New York City Mayor Bill de Blasio said the New York Police Department should confront individuals who have behaved in a hateful or racist way, in an effort to educate them on hateful conduct.
During a press conference on Thursday, the Democrat mayor encouraged people to report such behavior even if it’s not necessarily criminal, adding that a visit from city law enforcement could have a “sobering impact” on people causing them to change course in the future.
“Even if something is not a criminal case, a perpetrator being confronted by the city, whether it’s NYPD or another agency, and being told that what they’ve done was very hurtful to another person—and could, if ever repeated, lead to criminal charges—that’s another important piece of the puzzle,” de Blasio said.
“One of the things officers are trained to do is to give warnings. If someone has done something wrong, but not rising to a criminal level, it’s perfectly appropriate for an NYPD officer to talk to them to say, ‘that was not appropriate, and if you did that on a higher level, that would be a crime,’ he continued. “I think that has an educating impact on people, I think that has a sobering impact that we need.”

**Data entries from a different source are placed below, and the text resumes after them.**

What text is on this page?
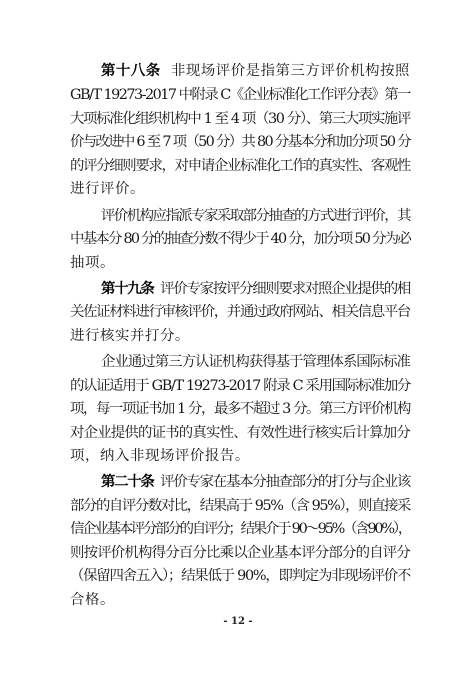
第十八条 非现场评价是指第三方评价机构按照
GB/T 19273-2017 中附录 C《企业标准化工作评分表》第一
大项标准化组织机构中 1 至 4 项（30 分）、第三大项实施评
价与改进中 6 至 7 项（50 分）共 80 分基本分和加分项 50 分
的评分细则要求，对申请企业标准化工作的真实性、客观性
进行评价。
评价机构应指派专家采取部分抽查的方式进行评价，其
中基本分 80 分的抽查分数不得少于 40 分，加分项 50 分为必
抽项。
第十九条 评价专家按评分细则要求对照企业提供的相
关佐证材料进行审核评价，并通过政府网站、相关信息平台
进行核实并打分。
企业通过第三方认证机构获得基于管理体系国际标准
的认证适用于 GB/T 19273-2017 附录 C 采用国际标准加分
项，每一项证书加 1 分，最多不超过 3 分。第三方评价机构
对企业提供的证书的真实性、有效性进行核实后计算加分
项，纳入非现场评价报告。
第二十条 评价专家在基本分抽查部分的打分与企业该
部分的自评分数对比，结果高于 95%（含 95%），则直接采
信企业基本评分部分的自评分；结果介于 90～95%（含90%），
则按评价机构得分百分比乘以企业基本评分部分的自评分
（保留四舍五入）；结果低于 90%，即判定为非现场评价不
合格。
- 12 -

De Blasio’s suggestion comes amid a surge of anti-Asian hate crimes in the United States. According to a recent study, crimes targeting Asians increased 150 percent in 2020, with hate crimes overall dropping 7 percent.
Published this week by the Center for the Study of Hate and Extremism at California State University, San Bernardino, the study assessed hate crimes reported to local police departments in 16 American cities. New York City saw the biggest spike, going from just 3 to 28. Hate crimes against Asians also jumped from 6 to 14 in Boston and 7 to 15 in Los Angeles.
Also are the rise are “hate incidents”: acts of prejudice that aren’t crimes. According to the advocacy group Stop AAPI (Asian American and Pacific Islander) Hate, over 2,800 hate incidents against Asian Americans have been reported since the start of the pandemic.
“It’s very disturbing to me, I’m sad to say it’s not surprising, but it’s very disturbing,” said Anne A. Cheng, a comparative race scholar and professor at Princeton University. “It’s part of a very long systemic cultural discrimination against Asians in this country.”
In August, a two-year investigation by the Department of Justice (DOJ) found Yale University’s undergraduate admissions process “illegally discriminates” against White and Asian students.
According to a Justice Department press release, the investigation revealed that “race is the determinative factor in hundreds of admissions decisions each year,” violating Title VI of the 1964 Civil Rights Act.
The DOJ said the Ivy League school can no longer use race or national origin in admissions standards, and if the university intends to consider race in the future, “it must first submit to the Department of Justice a plan demonstrating its proposal is narrowly tailored as required by law, including by identifying a date for the end of race discrimination.”
Yale subsequently denied the department’s allegations and accused the DOJ of making its conclusion prematurely. University spokeswoman Karen Peart said Yale’s admissions practices “absolutely comply with decades of Supreme Court precedent.”
The DOJ’s investigation found that Asian American and White students are one-tenth to one-fourth as likely to be accepted into Yale as Black students with similar academic resumes.
“There is no such thing as a nice form of race discrimination,” said Eric Dreiband, assistant attorney general for the department’s Civil Rights Division. “Unlawfully dividing Americans into racial and ethnic blocs fosters stereotypes, bitterness, and division. It is past time for American institutions to recognize that all people should be treated with decency and respect and without unlawful regard to the color of their skin.”
The Justice Department added, “Yale rejects scores of Asian American and White applicants each year based on their race, whom it otherwise would admit.”